In the book's most famous chapter, Ivan tells his fable of a Grand Inquisitor from 16th-century Spain rebuking Jesus Christ for granting humanity the "burden of free will," which had brought only unhappiness. He envisions instead a small caste of enlightened rulers who will govern the masses in their best interest, while blinding them with deliberate mystification. The Grand Inquisitor tells Christ, "All will be happy, all the millions of beings, except for the hundred thousand who govern them. For only we, we, who preserve the mystery, only we shall be unhappy."

Ivan is a close fit for today's young Georgian reformers: intense, arrogant, and philosophical. In a modern incarnation he would perhaps have studied in the United States on a Muskie fellowship, would have served as a deputy minister, and would now be a 24/7 blogger with a column in the new elite's in-house magazine, Tabula.

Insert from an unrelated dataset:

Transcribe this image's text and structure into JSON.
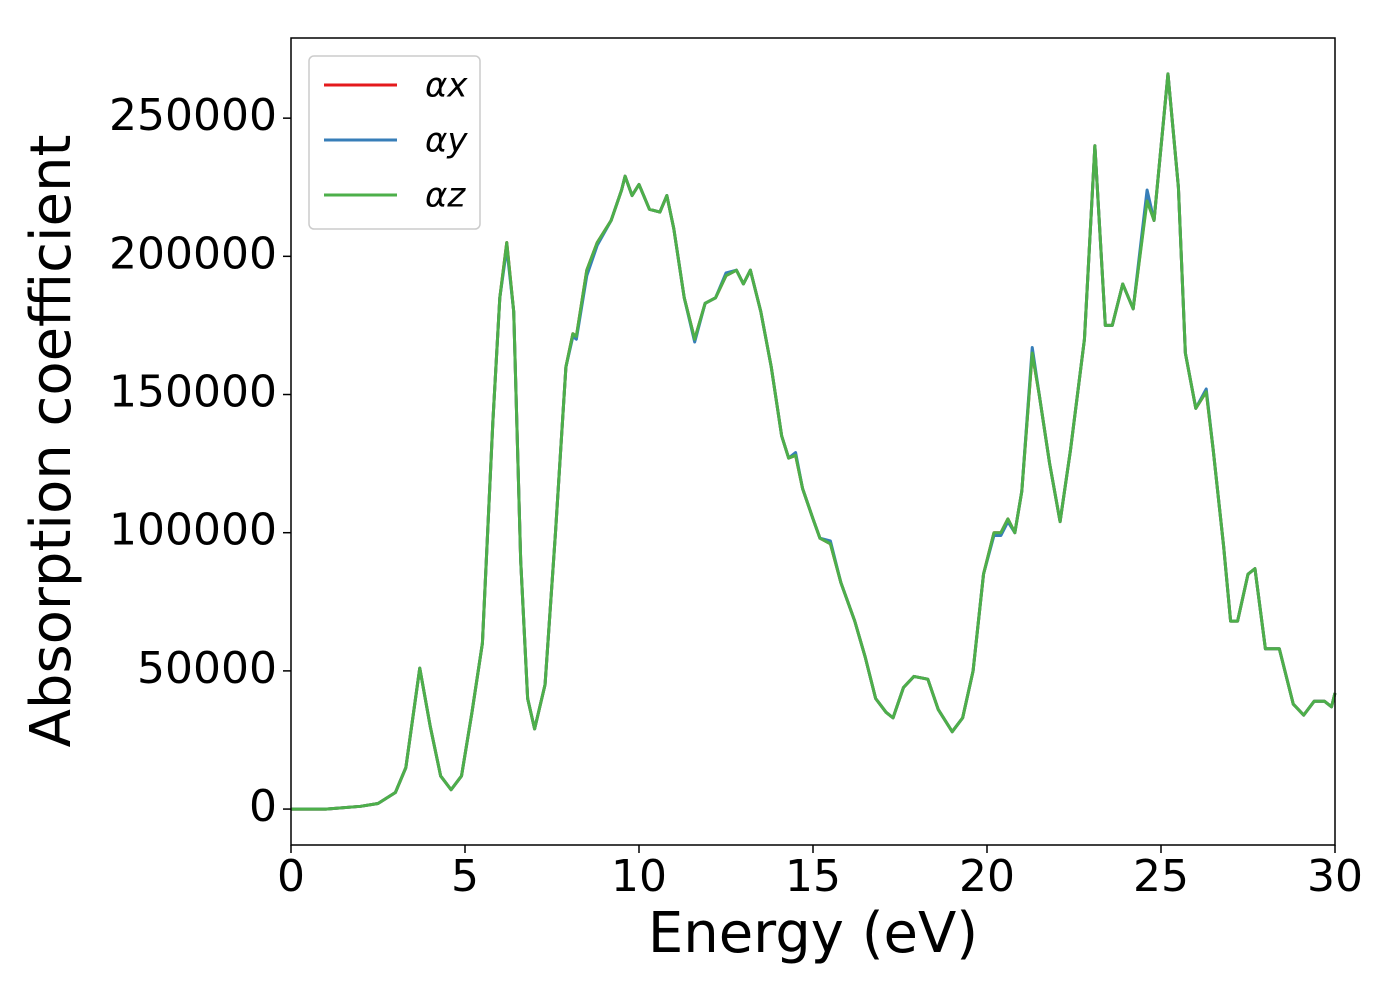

I had an online debate with one such Georgian a few months ago. He tenaciously supported the U.S. government's use of "enhanced interrogation techniques" against terrorism suspects during the George W. Bush era, while I called it "torture." When I wrote that he reminded me of Ivan Karamazov, he replied, "Dostoevsky would not be my choice to seek advice on military strategy and tactics. To apply individual morality is philosophical error that leads to morally indefensible catastrophic consequences." To my mind, a perfect Ivan Karamazov response!

The new Georgian generation has certainly done impressive things. In many ways Georgia has been transformed since 2004. The tax and customs systems have been overhauled, public service streamlined, and new cities and road systems planned. But there has been a cost. The new elite is perceived as arrogant and unaccountable -- one reason it got dragged into a war with Russia in the summer of 2008. Corruption and criminality, which had plagued Georgia for a generation, have been suppressed -- but at the price of the creation of a new, feared police force seemingly answerable to no one.

According to U.S. State Department cables published by WikiLeaks, the Georgian governing elite's most articulate spokesman, Giga Bokeria, told the U.S. Embassy in Tbilisi in 2008 that the Georgian president "believed that he did not have the luxury of developing consensus in order to bring irreversible democratic change to Georgia" and that "reform would stop" if the opposition did well in the elections. This idea of "reform before democracy" (some would call it the ends justifying the means) has a philosophical lineage that goes beyond the 20th-century Bolsheviks and further back to the Russian radical thinkers of the mid-19th century. Dostoyevsky spells out how dangerous that can be: In his novel, Ivan Karamazov's single-minded pursuit of a rational utopia and the strain of his father's death lead him to hallucinations and the brink of a nervous breakdown. The Georgian government is some way from that point. But the warning is there.